Willy got back into his car and headed to the sheriff’s office. Had Johnny Murphree not summoned him to come quickly, perhaps the old man would still be alive. Had Willy ignored the Lincoln that he saw in his rear view mirror, surely it would have gone elsewhere when Willy arrived at the station. Had Willy not been so aggressive and approached Roy’s bandits in the parking lot, the whole mess would never have happened. Willy wiped away the tears and tried to think of something else, but that was impossible. On the road to the sheriff’s office, Willy vowed justice . . . or if that didn’t work, he vowed revenge.
* * * * *
Willy limped into the sheriff’s office, blood again seeping from the bandage on his leg. Sweat and dirt covered his face and clothes, and the huge man could easily have been mistaken for the feared Swamp Creature in the next Disney flick. Johnny dashed around his desk and helped Willy to a chair.
“Dang, Willy, I heard the 911 call through the hospital scanner for an ambulance. Some employee dude who was gathering up shopping carts out in the parking lot at BoldMart called it in. He was frantically describing the scene, you know, cars crunched and
people injured. I knew it was you out there! The guy said a black giant cop with arms like an elephant’s trunk yanked some poor bastard right through his windshield, and while they was rolling on the ground, a Cadillac smashed a couple of cars and run right over some old man and his shopping cart.”
“It was a Lincoln, not a Caddy, and it belonged to Roy Jackson. I am an eyewitness to a voluntary manslaughter slaying. Write that fact down now on a piece of paper and I’ll sign it Johnny, and then lock the paper up in a safe. In case I don’t see you again, that paper can launch an investigation, as long as you give it to the FBI and not to Sheriff Bonty.”
“Whoa, calm down, Willy. I don’t know where you’re going with the Sheriff Bonty thing, but I don’t want to be no part of insubordination.”

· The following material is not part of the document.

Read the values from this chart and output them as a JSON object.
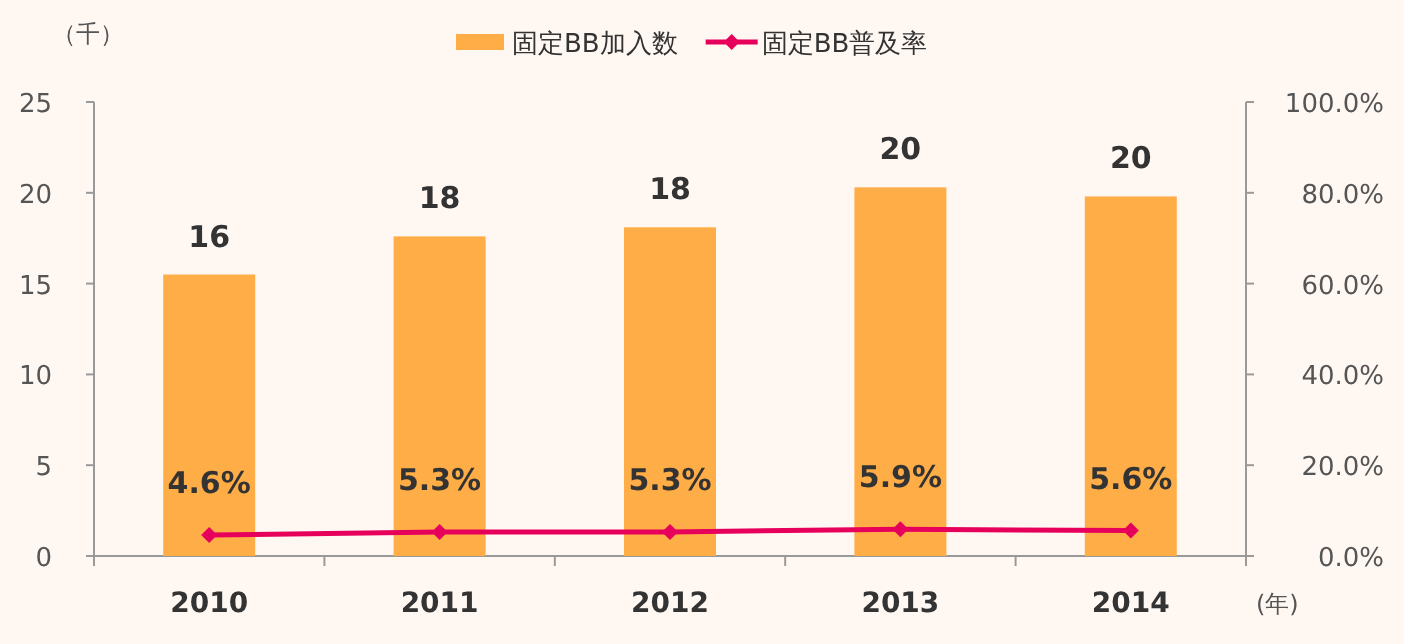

“Insubordination hell, Johnny! Sheriff and Roy are in cahoots and nobody in this here town is safe with that combination. Now what the hell did you want me to come down here for?”
“Just before I called you, Elmer Hudster called from his hardware store. Said some big fella he didn’t know must have slipped and fallen in his bathroom and hit his head on the sink. Blood was gurgling from his nose and he thought the guy was dead. I sent Toby over to investigate, but with all the crap going on today, I thought you might like to know.”
“Has Toby called you back?”
“Not yet. But I can’t leave cuz nobody’s left to mind the station.”
“I’ll check it out.” Willy was out the door so fast he probably forgot his leg was only half attached.
CHAPTER 19
Wednesday, February 10, 1982
3:30 p.m.
W illy pulled into the handicapped parking spot in front of Elmer’s Hardware Store. There was no doubt in Willy’s mind that he himself was a wee bit handicapped right now. He opened the door and managed to get his upper body out of the front seat, but his injured leg wasn’t exactly cooperating. Willy finally limped into the hardware store.